En comptant les seuls fonctionnaires "sédentaires", l'âge de départ se rapprochait nettement de celui du privé (61 ans). Pour les agents de la Fonction publique territoriale et hospitalière, les départs se sont faits, en moyenne, à 60,2 ans en 2012, et pourraient grimper jusqu'à 62,4 ans en 2025. La Fonction publique d'Etat devrait connaître la même évolution, puisque l'âge de départ pourrait être de 58,7 ans en 2025.

De leur côté, Les Echos (page 4) s'intéressent à l'équilibre financier des retraites. Selon le quotidien économique, le gouvernement examinerait actuellement la piste d'un allongement de la durée de cotisations après 2020. Si le rythme actuel était maintenu, on passerait ainsi à 42 années de cotisation pour la génération née en 1962, à 43 ans pour la génération 1975. Vers 2060, lorsque les assurés nés en 2000 arriveront à l'âge de la retraite, on frôlerait les 45 années de cotisation. Mais "travailler plus longtemps au-delà de 2020 ne suffira pas pour rétablir l'équilibre du système des retraites. Loin de là", estime Vincent Collen, dans Les Echos. Les grandes lignes de la réforme devraient être annoncées cet été.

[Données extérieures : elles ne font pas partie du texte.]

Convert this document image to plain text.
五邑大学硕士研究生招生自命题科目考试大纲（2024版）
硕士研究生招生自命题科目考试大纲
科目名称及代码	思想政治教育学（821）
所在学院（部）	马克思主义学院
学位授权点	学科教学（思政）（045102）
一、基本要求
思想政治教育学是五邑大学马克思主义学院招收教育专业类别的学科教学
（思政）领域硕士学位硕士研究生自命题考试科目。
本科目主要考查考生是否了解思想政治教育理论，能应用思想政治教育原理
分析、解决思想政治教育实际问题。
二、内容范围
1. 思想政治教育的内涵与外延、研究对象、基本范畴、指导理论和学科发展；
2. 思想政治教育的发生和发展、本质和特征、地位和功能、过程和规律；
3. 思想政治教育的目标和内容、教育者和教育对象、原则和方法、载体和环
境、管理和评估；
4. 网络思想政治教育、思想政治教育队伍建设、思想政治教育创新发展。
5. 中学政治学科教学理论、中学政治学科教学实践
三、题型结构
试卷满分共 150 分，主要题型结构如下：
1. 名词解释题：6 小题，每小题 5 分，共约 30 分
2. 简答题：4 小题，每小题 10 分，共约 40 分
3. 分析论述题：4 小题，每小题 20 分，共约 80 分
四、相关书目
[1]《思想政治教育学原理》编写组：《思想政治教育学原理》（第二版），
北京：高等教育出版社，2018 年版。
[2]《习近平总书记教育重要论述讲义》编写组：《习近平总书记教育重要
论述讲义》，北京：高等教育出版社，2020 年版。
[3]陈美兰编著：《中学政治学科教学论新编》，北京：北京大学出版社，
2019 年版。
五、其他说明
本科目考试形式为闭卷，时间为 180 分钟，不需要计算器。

A lire aussi dans la presse - Soins de premiers recours : les objectifs de la Mutualité

Etienne Caniard présente, dans un long entretien au mensuel Le Concours médical (pages 178 à 180), les trois objectifs du programme dénommé Gaspar (Garantir l'accès aux soins de premier recours). Il s'inscrit, explique le président de la Mutualité Française, "dans la stratégie nationale de santé" lancée par le gouvernement.

Le premier objectif est de "faciliter l'accès aux soins en réduisant les restes à charge". Le deuxième consiste à "améliorer l'efficacité de la prise en charge, en encourageant de nouvelles relations entre le patient et les équipes de soins". Enfin, le troisième objectif tend à "favoriser un exercice pluridisciplinaire" de la médecine.

Quels chantiers allez-vous ouvrir pour sensibiliser le mouvement mutualiste aux formes d'exercice regroupé ?, interroge Le Concours médical. "Un des axes stratégiques que j'ai souhaité retenir est la priorité donnée aux soins de premier recours et notamment à l'expérience de différentes formes d'exercices regroupés, explique Etienne Caniard. His­toriquement, la Mutualité Française est très impliquée dans les centres de santé."

Etienne Caniard rappelle qu'en 2012, la Mutualité a "travaillé pour faire émerger des prototypes de centres de santé équilibrés, avec des études économiques extrêmement précises". "Nous allons diffuser ce travail dans l'ensemble du monde mutualiste, auprès des promoteurs ou des gestionnaires de centres existants, mais aussi auprès des autres gestionnaires de centres de santé", annonce Etienne Caniard.